Ein „Schreib doch eine Kritik an 12-Schritte-Programmen in der Suchtselbsthilfe aus anarchistischer Perspektive für ein Zine“ hatte ich nicht auf meiner Bingokarte für 2024, aber oh boy, was hatte ich alles nicht auf meiner Bingokarte für 2024. Als besagter Call for Input an mir vorbeirauschte, fühlte ich mich aus Gründen angesprochen und fand auch die Fragestellung durchaus interessant. Das Zine gibts – bislang englisch – nebenan bei der Scrappy Cappy Distro, und nein, ich bin beileibe nicht mit allem einverstanden, was dort steht, aber hab durchaus ein Plätzchen in meinem Herz meiner Mördergrube für den Anarchismus.

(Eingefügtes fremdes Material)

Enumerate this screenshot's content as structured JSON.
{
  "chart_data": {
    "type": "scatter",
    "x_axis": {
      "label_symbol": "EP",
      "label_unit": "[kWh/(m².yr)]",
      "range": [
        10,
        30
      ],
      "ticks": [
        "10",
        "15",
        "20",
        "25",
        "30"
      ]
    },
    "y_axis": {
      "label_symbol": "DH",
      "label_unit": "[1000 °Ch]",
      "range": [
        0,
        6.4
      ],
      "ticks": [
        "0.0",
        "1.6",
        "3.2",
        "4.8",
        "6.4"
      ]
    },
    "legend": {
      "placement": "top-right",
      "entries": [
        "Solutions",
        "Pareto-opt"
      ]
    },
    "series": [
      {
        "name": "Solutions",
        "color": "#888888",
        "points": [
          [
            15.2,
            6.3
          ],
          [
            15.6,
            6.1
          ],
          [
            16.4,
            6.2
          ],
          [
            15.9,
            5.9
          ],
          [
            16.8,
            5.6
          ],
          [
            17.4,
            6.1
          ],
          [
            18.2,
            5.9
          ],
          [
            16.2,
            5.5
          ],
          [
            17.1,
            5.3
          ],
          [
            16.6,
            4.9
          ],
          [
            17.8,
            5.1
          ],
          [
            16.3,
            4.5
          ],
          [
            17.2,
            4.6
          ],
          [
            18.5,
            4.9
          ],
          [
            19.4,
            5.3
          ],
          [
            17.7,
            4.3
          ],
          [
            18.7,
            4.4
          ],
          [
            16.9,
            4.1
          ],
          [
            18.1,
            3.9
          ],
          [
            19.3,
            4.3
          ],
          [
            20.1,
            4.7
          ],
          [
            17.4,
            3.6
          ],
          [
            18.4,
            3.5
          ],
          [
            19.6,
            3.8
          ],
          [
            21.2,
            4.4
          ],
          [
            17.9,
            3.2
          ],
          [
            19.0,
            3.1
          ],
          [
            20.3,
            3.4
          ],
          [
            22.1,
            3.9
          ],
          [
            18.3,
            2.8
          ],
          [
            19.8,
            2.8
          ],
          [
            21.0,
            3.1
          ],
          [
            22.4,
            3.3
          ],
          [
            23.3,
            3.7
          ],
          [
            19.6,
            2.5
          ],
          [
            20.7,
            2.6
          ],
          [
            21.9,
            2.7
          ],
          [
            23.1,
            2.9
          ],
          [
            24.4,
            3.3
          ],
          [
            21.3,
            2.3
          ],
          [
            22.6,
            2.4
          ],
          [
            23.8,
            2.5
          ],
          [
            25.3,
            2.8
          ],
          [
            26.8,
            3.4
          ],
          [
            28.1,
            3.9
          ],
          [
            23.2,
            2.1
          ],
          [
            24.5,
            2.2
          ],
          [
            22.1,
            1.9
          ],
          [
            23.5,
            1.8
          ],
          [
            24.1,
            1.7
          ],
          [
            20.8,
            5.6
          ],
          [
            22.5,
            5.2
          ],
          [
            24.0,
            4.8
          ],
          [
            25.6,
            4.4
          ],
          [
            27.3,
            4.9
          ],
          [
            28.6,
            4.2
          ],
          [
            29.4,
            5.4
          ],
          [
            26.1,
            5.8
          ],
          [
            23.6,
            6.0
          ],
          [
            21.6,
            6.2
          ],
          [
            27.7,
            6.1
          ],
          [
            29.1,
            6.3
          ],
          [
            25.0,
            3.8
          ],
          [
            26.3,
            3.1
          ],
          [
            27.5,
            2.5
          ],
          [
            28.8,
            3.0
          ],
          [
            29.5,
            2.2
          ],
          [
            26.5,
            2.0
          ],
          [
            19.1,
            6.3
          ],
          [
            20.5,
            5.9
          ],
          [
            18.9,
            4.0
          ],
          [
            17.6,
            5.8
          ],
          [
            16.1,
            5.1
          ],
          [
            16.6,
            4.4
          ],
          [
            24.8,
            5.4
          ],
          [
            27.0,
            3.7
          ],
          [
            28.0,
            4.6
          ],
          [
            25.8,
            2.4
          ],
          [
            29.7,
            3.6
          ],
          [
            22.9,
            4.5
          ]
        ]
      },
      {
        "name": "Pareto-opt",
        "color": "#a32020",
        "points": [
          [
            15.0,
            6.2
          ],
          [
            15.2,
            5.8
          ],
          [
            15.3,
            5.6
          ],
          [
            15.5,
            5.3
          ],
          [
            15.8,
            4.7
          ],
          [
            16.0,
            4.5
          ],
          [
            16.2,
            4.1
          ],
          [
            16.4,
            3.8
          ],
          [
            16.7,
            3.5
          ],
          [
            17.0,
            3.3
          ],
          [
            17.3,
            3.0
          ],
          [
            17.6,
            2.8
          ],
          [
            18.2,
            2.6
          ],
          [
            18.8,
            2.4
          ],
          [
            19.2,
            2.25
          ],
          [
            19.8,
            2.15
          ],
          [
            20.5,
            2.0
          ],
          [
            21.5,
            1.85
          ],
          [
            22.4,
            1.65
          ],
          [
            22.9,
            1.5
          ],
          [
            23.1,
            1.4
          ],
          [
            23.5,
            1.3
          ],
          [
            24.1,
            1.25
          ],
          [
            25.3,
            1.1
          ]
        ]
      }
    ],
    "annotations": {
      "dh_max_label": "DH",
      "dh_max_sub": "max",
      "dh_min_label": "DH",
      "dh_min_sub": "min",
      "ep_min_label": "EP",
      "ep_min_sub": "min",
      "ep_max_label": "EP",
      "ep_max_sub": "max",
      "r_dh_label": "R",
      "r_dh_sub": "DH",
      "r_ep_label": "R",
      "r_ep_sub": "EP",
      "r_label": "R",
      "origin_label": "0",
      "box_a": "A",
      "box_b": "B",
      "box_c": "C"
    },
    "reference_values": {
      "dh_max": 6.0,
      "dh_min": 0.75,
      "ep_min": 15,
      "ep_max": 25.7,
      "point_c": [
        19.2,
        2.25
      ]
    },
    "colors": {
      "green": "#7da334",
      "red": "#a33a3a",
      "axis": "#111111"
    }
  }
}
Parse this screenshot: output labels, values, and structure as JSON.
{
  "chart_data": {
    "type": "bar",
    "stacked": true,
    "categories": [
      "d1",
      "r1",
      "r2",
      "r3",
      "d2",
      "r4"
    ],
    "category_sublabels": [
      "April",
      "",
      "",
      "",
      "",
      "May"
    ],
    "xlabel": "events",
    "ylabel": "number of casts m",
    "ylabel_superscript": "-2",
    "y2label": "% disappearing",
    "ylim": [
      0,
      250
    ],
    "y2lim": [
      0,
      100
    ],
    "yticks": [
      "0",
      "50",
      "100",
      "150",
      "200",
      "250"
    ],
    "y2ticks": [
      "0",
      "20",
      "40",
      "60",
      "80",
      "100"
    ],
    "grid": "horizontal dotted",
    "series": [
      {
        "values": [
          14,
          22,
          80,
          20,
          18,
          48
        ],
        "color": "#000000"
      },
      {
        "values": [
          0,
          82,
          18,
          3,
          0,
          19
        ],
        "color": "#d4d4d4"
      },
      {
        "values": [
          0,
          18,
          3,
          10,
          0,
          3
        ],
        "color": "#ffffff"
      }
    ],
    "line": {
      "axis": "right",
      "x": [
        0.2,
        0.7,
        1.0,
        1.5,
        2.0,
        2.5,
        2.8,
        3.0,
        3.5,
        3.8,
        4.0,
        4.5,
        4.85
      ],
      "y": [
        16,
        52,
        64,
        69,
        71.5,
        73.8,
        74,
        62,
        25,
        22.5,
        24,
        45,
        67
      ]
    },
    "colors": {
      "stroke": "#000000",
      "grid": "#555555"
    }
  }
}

That being said, hier eine Kritik an 12-Schritte-Programmen in der Suchtselbsthilfe aus anarchistischer Perspektive mit dem Titel „Die Bürde der ungewaschenen Masse und ihrer Probleme“. Der ist aufgehängt an einer Textstelle aus „Anarchy and Alcohol“, die mir gefiel („As in every case, we anarchists must ask ourselves: do we take our positions simply to feel superior to the unwashed (er, washed) masses — or because we sincerely want to propagate accessible alternatives?“ ), der (lesenswerte!) Text enthielt weiterhin die streitbare (und von mir nicht geteilte) These, die folgend demnächst zitiert wird und Teil des Aufrufs zum Beitragseinreichen war. Und nu zum Text.
Korrupt hier, kein bekennender Anarchist, aber voller Sympathie für entsprechende Ziele, weiter Alkoholiker/Polytox und (u.a. dank NA) seit um die 17 Jahre nicht konsumierend.
„Anarchistische Alternativen zu Anonyme Alkoholiker:innen“ ist inspiriert von folgender Textzeile aus „Anarchy and Alcohol“:
„Anonyme Alkoholiker:innen… ist nur ein weiteres Beispiel für eine quasi-religiöse Organisation, die ein soziales Bedürfnis befriedigt, das bereits durch die Selbstorganisation einer anarchistischen Gemeinschaft abgedeckt werden sollte.“
Die Überschrift dieses Aufsatzes ist wiederum inspiriert von der Fortsetzung der Textstelle, diese lautet grob übersetzt:
„Wie überall, müssen wir Anarchisten uns fragen: vertreten wir unsere Positionen nur, um uns den ungewaschenen (naja, gewaschenen) Massen gegenüber besser zu fühlen – oder weil wir tatsächlich zugängliche Alternativen bieten wollen? Überhaupt, die meisten von uns, die unter keiner Substanzabhängigkeit leiden, können dankbar sein für Privilegien und Glück; das erlegt uns eine Verantwortung für diejenigen auf, die nicht so privilegiert und glücklich waren – oder wie auch immer sie das bezeichnen.“
Naheliegende Fragen sind
– kann man diese Verantwortung tragen?, und
– sollte man das tun?
Bevor man diese beantwortet, sollte klar sein, was AA/NA jeweils leisten und welche Mittel sie dafür nutzen, was man wiederum als Teil eines anarchistischen Kollektivs leisten kann, welche Mittel man dafür einzusetzen gewillt ist und ob unter diesen Umständen den Betroffenen adäquat oder besser geholfen werden kann.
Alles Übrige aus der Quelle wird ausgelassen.